Selecting Voltage Settings
The voltage applied in electroforming ranges from 1 to 15 volts, once again depending on the process requirements:
- Higher voltage – Increases the plating speed by enhancing the electric field strength and metal ion movement. But excessively high voltages can cause rough deposits.
- Lower voltage – Allows for slower and more uniform plating. But the process takes longer and may not be suitable for bulk production.
- Distance between electrodes – Higher voltage is needed to drive metal deposition across larger distances between the anode and cathode.
- Plating thickness – Thicker coatings require higher voltage to sustain the electric field strength. For thin layers, lower voltages around 1-3 volts are used.
- Solution conductivity – Low conductivity solutions require higher voltage to overcome their natural resistance and enable plating. Higher conductivity reduces the voltage needs.
- Metal used – More noble metals like silver and gold need lower voltages compared to base metals like nickel and copper which need higher voltages to plate.
Balancing Amps and Volts
While amps primarily control the plating rate, both amperage and voltage settings need to be balanced to achieve quality electroformed objects.
Here are some tips on balancing amps and volts:
- Start with lower settings and gradually increase until optimal deposition is achieved. Drastic changes can ruin the plating quality.
- Higher voltages allow higher amperages while maintaining plating uniformity. But do not exceed the voltage capability of your rectifier.

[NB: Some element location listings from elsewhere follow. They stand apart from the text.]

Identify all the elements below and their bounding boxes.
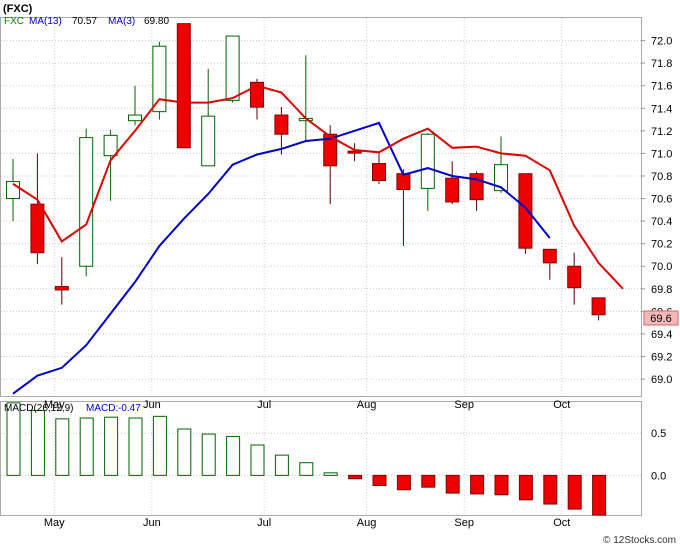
- candle-body-down: [347, 150, 362, 154]
- candle: [79, 128, 94, 277]
- fxc-chart: 72.0 71.8 71.6 71.4 71.2 71.0 70.8 70.6 70.4 70.2…: [0, 3, 679, 546]
- macd-bar-negative: [421, 474, 436, 488]
- macd-bar-negative: [543, 474, 558, 505]
- candle-body-down: [30, 203, 45, 254]
- candle-body-down: [274, 114, 289, 135]
- candle-body-down: [176, 23, 191, 149]
- candle-body-down: [542, 248, 557, 264]
- candle-body-down: [445, 177, 460, 203]
- candle-body-down: [518, 173, 533, 249]
- macd-bar-negative: [372, 474, 387, 486]
- watermark: © 12Stocks.com: [603, 535, 676, 546]
- legend-ma3-value: 69.80: [144, 16, 169, 27]
- last-price-label: 69.6: [650, 313, 671, 325]
- macd-bar-positive: [250, 444, 265, 476]
- macd-bar-positive: [274, 454, 289, 476]
- price-y-tick-label: 70.0: [651, 261, 672, 273]
- macd-bar-positive: [79, 417, 94, 476]
- price-y-tick-label: 71.2: [651, 126, 672, 138]
- macd-bar-positive: [152, 415, 167, 476]
- candle-body-down: [372, 163, 386, 181]
- macd-bar-negative: [567, 474, 582, 510]
- macd-legend: MACD(26,12,9) MACD: -0.47: [4, 403, 141, 414]
- legend-ma3-label: MA(3): [108, 16, 135, 27]
- macd-bar-positive: [201, 433, 216, 476]
- macd-x-tick-label: Aug: [357, 517, 377, 529]
- macd-bar-negative: [592, 474, 607, 516]
- candle-body-up: [152, 45, 167, 113]
- price-y-tick-label: 72.0: [651, 36, 672, 48]
- price-x-tick-label: Jul: [257, 399, 271, 411]
- chart-title: (FXC): [3, 3, 33, 15]
- candle-body-up: [128, 114, 142, 122]
- legend-fxc: FXC: [4, 16, 24, 27]
- candle-body-down: [396, 173, 411, 191]
- macd-bar-positive: [30, 409, 45, 476]
- macd-bar-positive: [177, 428, 192, 476]
- price-x-tick-label: Aug: [357, 399, 377, 411]
- price-legend: FXC MA(13) 70.57 MA(3) 69.80: [4, 16, 169, 27]
- macd-bar-positive: [55, 418, 70, 476]
- macd-bar-negative: [470, 474, 485, 495]
- legend-macd-label: MACD:: [86, 403, 118, 414]
- macd-bar-positive: [104, 416, 119, 476]
- candle-body-up: [201, 115, 216, 167]
- price-y-axis: 72.0 71.8 71.6 71.4 71.2 71.0 70.8 70.6 70.4 70.2…: [641, 36, 672, 386]
- price-y-tick-label: 71.0: [651, 148, 672, 160]
- legend-macd-name: MACD(26,12,9): [4, 403, 73, 414]
- macd-bar-negative: [518, 474, 533, 501]
- candle-body-up: [420, 133, 435, 189]
- candle-body-up: [225, 35, 240, 101]
- candle-body-down: [591, 297, 606, 316]
- price-y-tick-label: 69.4: [651, 329, 672, 341]
- price-y-tick-label: 71.4: [651, 103, 672, 115]
- price-y-tick-label: 69.0: [651, 374, 672, 386]
- macd-y-tick-label: 0.5: [651, 428, 666, 440]
- macd-bar-negative: [494, 474, 509, 496]
- candle: [225, 35, 240, 103]
- price-y-tick-label: 70.4: [651, 216, 672, 228]
- macd-y-tick-label: 0.0: [651, 470, 666, 482]
- price-y-tick-label: 71.8: [651, 58, 672, 70]
- price-y-tick-label: 69.2: [651, 352, 672, 364]
- legend-ma13-value: 70.57: [72, 16, 97, 27]
- macd-bar-positive: [128, 417, 143, 476]
- candle-body-down: [469, 173, 484, 201]
- macd-bar-negative: [396, 474, 411, 491]
- price-y-tick-label: 71.6: [651, 81, 672, 93]
- candle-body-down: [567, 265, 582, 289]
- price-y-tick-label: 69.8: [651, 284, 672, 296]
- candle-body-down: [54, 286, 69, 291]
- macd-x-tick-label: Jun: [143, 517, 161, 529]
- price-y-tick-label: 70.8: [651, 171, 672, 183]
- macd-bar-negative: [348, 474, 363, 480]
- price-x-tick-label: Jun: [143, 399, 161, 411]
- macd-bar-positive: [299, 462, 314, 476]
- macd-bar-positive: [226, 436, 241, 476]
- price-y-tick-label: 70.6: [651, 194, 672, 206]
- price-x-tick-label: Oct: [553, 399, 570, 411]
- legend-ma13-label: MA(13): [29, 16, 62, 27]
- macd-x-tick-label: Oct: [553, 517, 570, 529]
- macd-bar-negative: [445, 474, 460, 494]
- macd-bar-positive: [323, 472, 338, 476]
- macd-x-tick-label: Jul: [257, 517, 271, 529]
- candle-body-up: [103, 134, 118, 157]
- candle: [176, 23, 191, 149]
- legend-macd-value: -0.47: [118, 403, 141, 414]
- candle-body-up: [79, 137, 94, 267]
- price-x-tick-label: Sep: [454, 399, 474, 411]
- macd-y-axis: 0.5 0.0: [651, 428, 666, 482]
- price-panel: [0, 17, 642, 397]
- macd-x-tick-label: Sep: [454, 517, 474, 529]
- price-y-tick-label: 70.2: [651, 239, 672, 251]
- candle: [152, 41, 167, 120]
- macd-x-tick-label: May: [44, 517, 65, 529]
- last-price-tag: 69.6: [643, 310, 679, 326]
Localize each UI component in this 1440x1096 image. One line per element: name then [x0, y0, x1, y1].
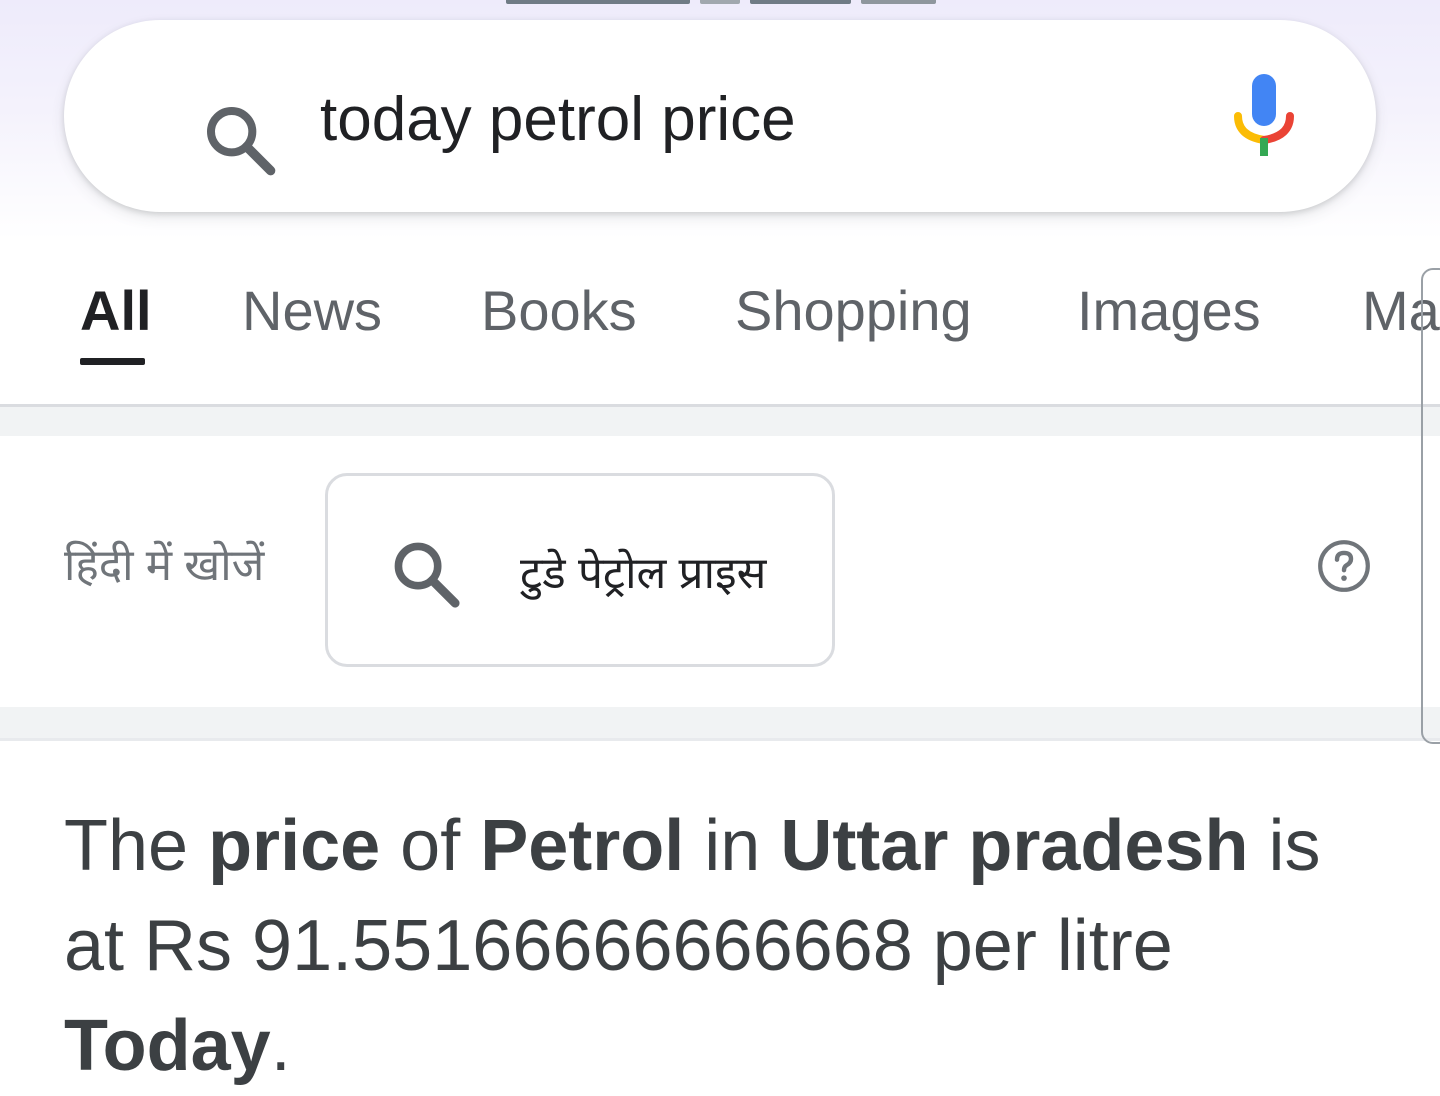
answer-text-bold: Petrol [480, 806, 685, 886]
answer-text: in [684, 806, 781, 886]
tab-news[interactable]: News [242, 276, 382, 346]
hindi-search-button[interactable]: टुडे पेट्रोल प्राइस [325, 473, 835, 667]
mic-icon[interactable] [1232, 74, 1296, 160]
answer-text-bold: Uttar pradesh [780, 806, 1249, 886]
hindi-search-query: टुडे पेट्रोल प्राइस [520, 549, 767, 598]
answer-text: . [270, 1006, 291, 1086]
hindi-search-suggestion: हिंदी में खोजें टुडे पेट्रोल प्राइस [0, 436, 1440, 707]
answer-text-bold: Today [64, 1006, 271, 1086]
doodle-edge [506, 0, 936, 4]
hindi-search-label: हिंदी में खोजें [64, 541, 265, 590]
answer-text: of [380, 806, 481, 886]
answer-text-bold: price [208, 806, 381, 886]
search-icon[interactable] [200, 100, 280, 180]
search-icon [394, 542, 460, 608]
tab-shopping[interactable]: Shopping [735, 276, 972, 346]
tab-all[interactable]: All [80, 276, 152, 346]
help-icon[interactable] [1316, 538, 1372, 594]
featured-answer: The price of Petrol in Uttar pradesh is … [64, 796, 1384, 1096]
answer-text: The [64, 806, 209, 886]
active-tab-indicator [80, 358, 145, 365]
section-gap [0, 707, 1440, 738]
search-input[interactable]: today petrol price [320, 84, 796, 156]
section-divider [0, 738, 1440, 741]
section-gap [0, 407, 1440, 436]
tab-images[interactable]: Images [1077, 276, 1261, 346]
scroll-handle[interactable] [1421, 268, 1440, 744]
search-tabs: All News Books Shopping Images Ma [0, 240, 1440, 406]
tab-books[interactable]: Books [481, 276, 637, 346]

- Monitor the solution temperature. Higher amps/volts generate more heat. Regulate settings to keep temperature in the optimal range.
- Use higher voltages with lower amps when plating large surface areas to get sufficient deposition without excess buildup.

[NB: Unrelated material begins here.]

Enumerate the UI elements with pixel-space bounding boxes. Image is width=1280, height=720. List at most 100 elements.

- For intricate shapes, use lower voltages and amps to slowly fill in details without over-plating edges and corners.
- Adjust settings periodically as the plating thickness increases. Thicker coatings may require higher amps/volts to continue uniform deposition.
Advanced Control Methods
While manual adjustment of amp and volt settings allows reasonable control over the electroforming process, even better precision can be achieved through advanced methods like:
Pulse Plating
This involves turning current on and off at high frequencies, allowing periodic replenishment of metal ions which gives very uniform deposition.
Periodic Reverse Plating
Here the current is alternated between forward and reverse polarity. This minimizes solution concentration gradients and gives exceptionally smooth and even plating.

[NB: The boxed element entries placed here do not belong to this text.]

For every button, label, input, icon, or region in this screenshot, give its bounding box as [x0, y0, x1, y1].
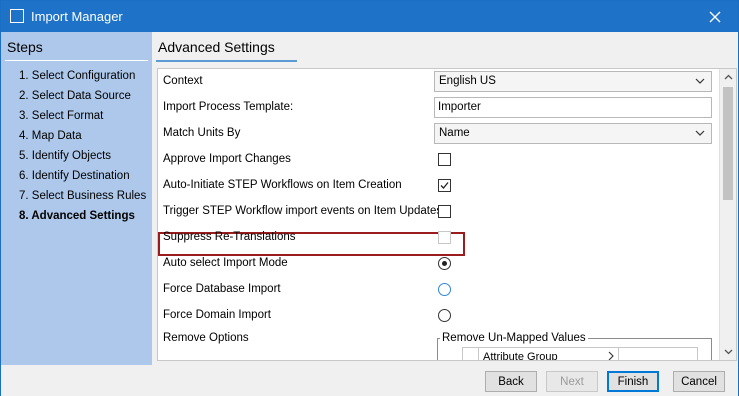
- step-select-business-rules[interactable]: 7. Select Business Rules: [19, 189, 146, 209]
- sidebar-divider: [5, 60, 148, 61]
- dialog-footer: Back Next Finish Cancel: [1, 365, 738, 396]
- force-database-import-radio[interactable]: [438, 283, 451, 296]
- match-units-by-dropdown[interactable]: Name: [434, 123, 712, 144]
- step-select-format[interactable]: 3. Select Format: [19, 109, 146, 129]
- chevron-down-icon: [724, 349, 732, 355]
- chevron-down-icon: [695, 130, 705, 136]
- force-database-import-label: Force Database Import: [163, 283, 281, 295]
- remove-unmapped-values-label: Remove Un-Mapped Values: [440, 332, 588, 344]
- import-manager-window: Import Manager Steps 1. Select Configura…: [0, 0, 739, 396]
- chevron-up-icon: [724, 74, 732, 80]
- match-units-by-value: Name: [439, 127, 470, 139]
- context-label: Context: [163, 75, 203, 87]
- chevron-down-icon: [695, 78, 705, 84]
- finish-button[interactable]: Finish: [607, 371, 659, 392]
- cancel-button[interactable]: Cancel: [673, 371, 725, 392]
- auto-initiate-checkbox[interactable]: [438, 179, 451, 192]
- approve-import-changes-checkbox[interactable]: [438, 153, 451, 166]
- context-value: English US: [439, 75, 496, 87]
- page-title: Advanced Settings: [158, 39, 275, 55]
- context-dropdown[interactable]: English US: [434, 71, 712, 92]
- import-process-template-field[interactable]: Importer: [434, 97, 712, 118]
- force-domain-import-label: Force Domain Import: [163, 309, 272, 321]
- table-header-label: Attribute Group: [483, 351, 558, 361]
- chevron-right-icon[interactable]: [607, 351, 615, 361]
- suppress-retranslations-label: Suppress Re-Translations: [163, 231, 296, 243]
- auto-initiate-label: Auto-Initiate STEP Workflows on Item Cre…: [163, 179, 402, 191]
- close-button[interactable]: [692, 1, 738, 32]
- table-checkbox-column[interactable]: [463, 348, 479, 360]
- force-domain-import-radio[interactable]: [438, 309, 451, 322]
- scroll-up-button[interactable]: [720, 69, 736, 85]
- page-title-underline: [156, 60, 297, 62]
- steps-list: 1. Select Configuration 2. Select Data S…: [19, 69, 146, 229]
- main-content: Advanced Settings Context English US Imp…: [152, 32, 738, 365]
- scroll-down-button[interactable]: [720, 344, 736, 360]
- next-button[interactable]: Next: [546, 371, 598, 392]
- step-select-configuration[interactable]: 1. Select Configuration: [19, 69, 146, 89]
- window-icon: [10, 9, 24, 23]
- trigger-events-checkbox[interactable]: [438, 205, 451, 218]
- step-identify-destination[interactable]: 6. Identify Destination: [19, 169, 146, 189]
- table-header-attribute-group[interactable]: Attribute Group: [479, 348, 619, 361]
- approve-import-changes-label: Approve Import Changes: [163, 153, 291, 165]
- suppress-retranslations-checkbox[interactable]: [438, 231, 451, 244]
- import-process-template-value: Importer: [438, 101, 481, 113]
- step-advanced-settings[interactable]: 8. Advanced Settings: [19, 209, 146, 229]
- match-units-by-label: Match Units By: [163, 127, 241, 139]
- remove-options-table: Attribute Group: [462, 347, 698, 361]
- auto-select-import-mode-radio[interactable]: [438, 257, 451, 270]
- step-map-data[interactable]: 4. Map Data: [19, 129, 146, 149]
- steps-sidebar: Steps 1. Select Configuration 2. Select …: [1, 32, 152, 365]
- step-identify-objects[interactable]: 5. Identify Objects: [19, 149, 146, 169]
- settings-panel: Context English US Import Process Templa…: [157, 68, 737, 361]
- vertical-scrollbar[interactable]: [719, 69, 736, 360]
- step-select-data-source[interactable]: 2. Select Data Source: [19, 89, 146, 109]
- import-process-template-label: Import Process Template:: [163, 101, 294, 113]
- scroll-thumb[interactable]: [723, 87, 733, 200]
- back-button[interactable]: Back: [485, 371, 537, 392]
- sidebar-title: Steps: [7, 39, 43, 55]
- window-title: Import Manager: [31, 9, 123, 24]
- checkmark-icon: [440, 182, 449, 189]
- close-icon: [709, 11, 721, 22]
- title-bar: Import Manager: [1, 1, 738, 32]
- remove-options-label: Remove Options: [163, 332, 249, 344]
- auto-select-import-mode-label: Auto select Import Mode: [163, 257, 288, 269]
- trigger-events-label: Trigger STEP Workflow import events on I…: [163, 205, 443, 217]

Computer-Controlled Power Supply
Sophisticated power supplies can be programmed to automatically adjust amperage and voltage continuously during the process based on plating parameters entered, eliminating manual intervention.
Conclusion
Properly controlling amps and volts is key to achieving high-quality, precision electroformed parts. While amperage mainly determines the plating rate, voltage provides the driving force for metal ion deposition. Finding the right balance of settings based on the object size, metal used, desired plating thickness, solution conductivity and other factors leads to optimal results. Advanced methods allow very fine control over the electroplating process. A clear understanding of the role of amps and volts enables electroformers to master this unique metal fabrication technique.